Como poeta, Tao Li tem vivido intensamente a sua vida. Nasceu em Guangdong e emigrou aos sete anos com toda a família para o Vietname, país que deixou, tendo vivido depois sucessivamente na China e Hong Kong, e acabando por fixar-se em Macau. A vida errante, a educação tradicional chinesa e uma influência da poesia francesa imprimiram-lhe um carácter extraordinário. Por um lado, a experiência de um desenraizado parece dificultar-lhe identificar-se com qualquer terra. Por outro, o facto de ser chinês leva-o a comunicar com uma realidade sujeita às vissicitudes do tempo, visando não só partilhar ao máximo uma interioridade intensa, mas também afirmar a verdade de si próprio. Como um poeta que não se cança de apaixonar-se pela poesia clássica e de experimentar os moldes modernistas, tem atravessado várias fases artísticas. Com uma magnífica capacidade de imaginar e inovar, escreveu muitos poemas que marcam fortemente a poesia chinesa local:

Comigo, o vento vagueando

faz-me lembrar o dia ferido pela queda do cavalo

O sul banhado nos raios do sol ainda brilha

e as nuvens voam sulcando os teus cabelos

A memória vazada em mármore

emuldura-me no pensamento um espelho do

mar estrelado.

Desenho sobre papel por Lei Chi Ngok

Outro poeta destacado desta família é Gao Ge. Crítico de arte famoso e bom conhecedor da cultura chinesa, revela-se como um poeta que pretende "renascer pela criação de um espaço surreal". Nota-se na sua poesia uma vivência melancólica e lírica que é reforçada pela grande força imagista, sem perder ao mesmo tempo um sarcasmo com que olha para a vida real à sua volta.

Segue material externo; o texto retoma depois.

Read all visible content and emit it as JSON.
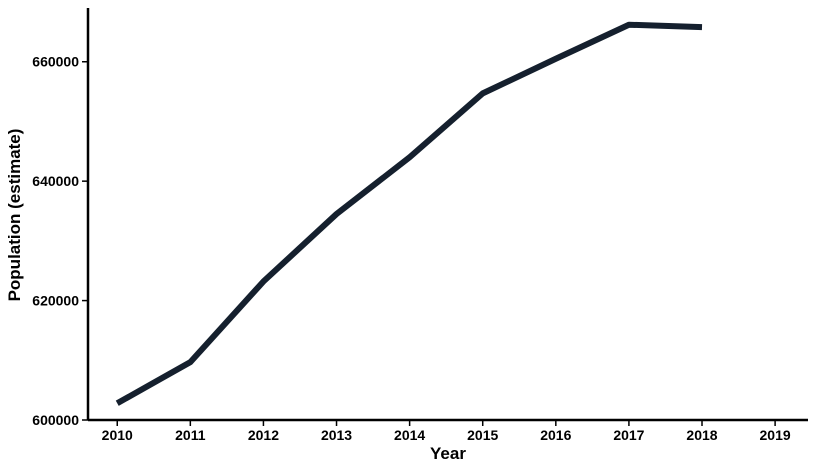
{
  "chart_data": {
    "type": "line",
    "title": "",
    "xlabel": "Year",
    "ylabel": "Population (estimate)",
    "x": [
      2010,
      2011,
      2012,
      2013,
      2014,
      2015,
      2016,
      2017,
      2018
    ],
    "series": [
      {
        "values": [
          602800,
          609700,
          623200,
          634500,
          644000,
          654700,
          660500,
          666200,
          665800
        ],
        "color": "#15202e"
      }
    ],
    "xticks": [
      "2010",
      "2011",
      "2012",
      "2013",
      "2014",
      "2015",
      "2016",
      "2017",
      "2018",
      "2019"
    ],
    "yticks": [
      "600000",
      "620000",
      "640000",
      "660000"
    ],
    "xlim": [
      2009.6,
      2019.45
    ],
    "ylim": [
      600000,
      669000
    ],
    "grid": false,
    "legend": "none"
  }
}
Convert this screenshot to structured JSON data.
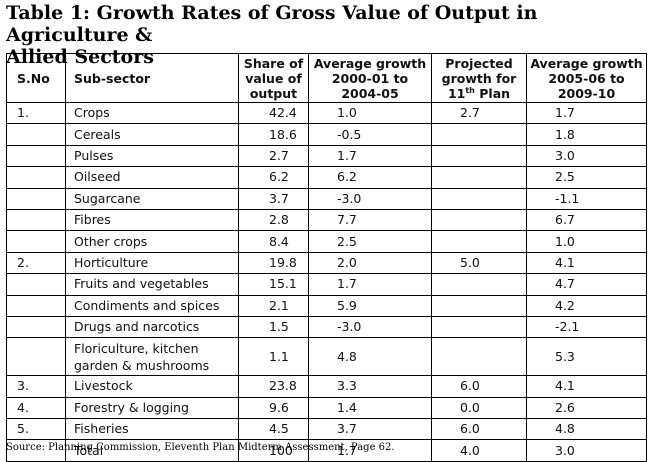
{
  "title": {
    "line1": "Table 1: Growth Rates of Gross Value of Output in Agriculture &",
    "line2": "Allied Sectors"
  },
  "headers": {
    "sno": "S.No",
    "subsector": "Sub-sector",
    "share": "Share of value of output",
    "growth1": "Average growth 2000-01 to 2004-05",
    "projected_prefix": "Projected growth for 11",
    "projected_sup": "th",
    "projected_suffix": " Plan",
    "growth2": "Average growth 2005-06 to 2009-10"
  },
  "rows": [
    {
      "sno": "1.",
      "sector": "Crops",
      "share": "42.4",
      "g1": "1.0",
      "proj": "2.7",
      "g2": "1.7"
    },
    {
      "sno": "",
      "sector": "Cereals",
      "share": "18.6",
      "g1": "-0.5",
      "proj": "",
      "g2": "1.8"
    },
    {
      "sno": "",
      "sector": "Pulses",
      "share": "2.7",
      "g1": "1.7",
      "proj": "",
      "g2": "3.0"
    },
    {
      "sno": "",
      "sector": "Oilseed",
      "share": "6.2",
      "g1": "6.2",
      "proj": "",
      "g2": "2.5"
    },
    {
      "sno": "",
      "sector": "Sugarcane",
      "share": "3.7",
      "g1": "-3.0",
      "proj": "",
      "g2": "-1.1"
    },
    {
      "sno": "",
      "sector": "Fibres",
      "share": "2.8",
      "g1": "7.7",
      "proj": "",
      "g2": "6.7"
    },
    {
      "sno": "",
      "sector": "Other crops",
      "share": "8.4",
      "g1": "2.5",
      "proj": "",
      "g2": "1.0"
    },
    {
      "sno": "2.",
      "sector": "Horticulture",
      "share": "19.8",
      "g1": "2.0",
      "proj": "5.0",
      "g2": "4.1"
    },
    {
      "sno": "",
      "sector": "Fruits and vegetables",
      "share": "15.1",
      "g1": "1.7",
      "proj": "",
      "g2": "4.7"
    },
    {
      "sno": "",
      "sector": "Condiments and spices",
      "share": "2.1",
      "g1": "5.9",
      "proj": "",
      "g2": "4.2"
    },
    {
      "sno": "",
      "sector": "Drugs and narcotics",
      "share": "1.5",
      "g1": "-3.0",
      "proj": "",
      "g2": "-2.1"
    },
    {
      "sno": "",
      "sector": "Floriculture, kitchen garden & mushrooms",
      "share": "1.1",
      "g1": "4.8",
      "proj": "",
      "g2": "5.3"
    },
    {
      "sno": "3.",
      "sector": "Livestock",
      "share": "23.8",
      "g1": "3.3",
      "proj": "6.0",
      "g2": "4.1"
    },
    {
      "sno": "4.",
      "sector": "Forestry & logging",
      "share": "9.6",
      "g1": "1.4",
      "proj": "0.0",
      "g2": "2.6"
    },
    {
      "sno": "5.",
      "sector": "Fisheries",
      "share": "4.5",
      "g1": "3.7",
      "proj": "6.0",
      "g2": "4.8"
    },
    {
      "sno": "",
      "sector": "Total",
      "share": "100",
      "g1": "1.7",
      "proj": "4.0",
      "g2": "3.0"
    }
  ],
  "source": "Source: Planning Commission, Eleventh Plan Midterm Assessment, Page 62."
}
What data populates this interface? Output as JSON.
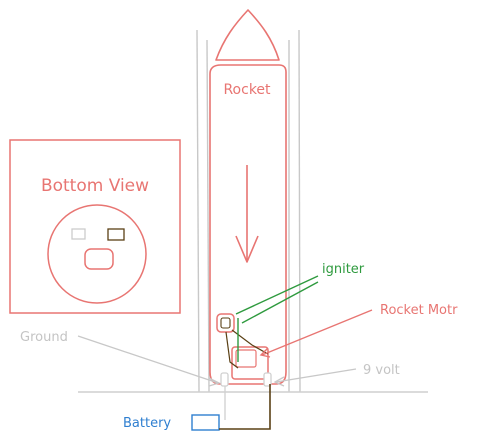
{
  "labels": {
    "rocket": "Rocket",
    "bottom_view": "Bottom View",
    "igniter": "igniter",
    "rocket_motor": "Rocket Motr",
    "ground": "Ground",
    "nine_volt": "9 volt",
    "battery": "Battery"
  },
  "colors": {
    "rocket": "#e87572",
    "igniter": "#2e9a3e",
    "ground": "#c8c8c8",
    "battery": "#2f7fd0",
    "wire": "#5a4015",
    "pad": "#d4d4d4"
  }
}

Vamos ver um poema dele em que descreve o destino de um amor:

De longe, muito longe

tu olhas para mim

vou então mobilizar todas as ondas

ondas que queimam a noite

ondas que acolhem a tua emoção tremente.

Tu sobes ao céu arcado e frio

a contemplar-me com alma tranquila

junto da janela ausente do sol

ainda de longe, muito longe.

Minhas ondas ficam reduzidas a uma palidez

e tu acabas por habitar o meu fundo do mar

onde se queima arrefecida

a tua sombra límpida.

Merece também uma referência outro poeta cujo pseudónimo é Tao Kong Liao. Veio emigrar para Macau na década de 70 e conheceu, nos seus primeiros anos, uma vida pobre e indigna. Mas, em vez de se perder nas noites solitário como porteiro, ou nos dias suados como construtor, "saltou da fenda estreita da vida", ascendendo a sua sensibilidade para uma ultrapassagem de si próprio. Mostra-se um poeta muito moderno quando anuncia a ruptura com a expressão tradicional. Tenta quebrar, de forma conseguida, a lógica e gramática da língua, para conquistar uma linguagem própria. Enfim, é um poeta que nos surpreende.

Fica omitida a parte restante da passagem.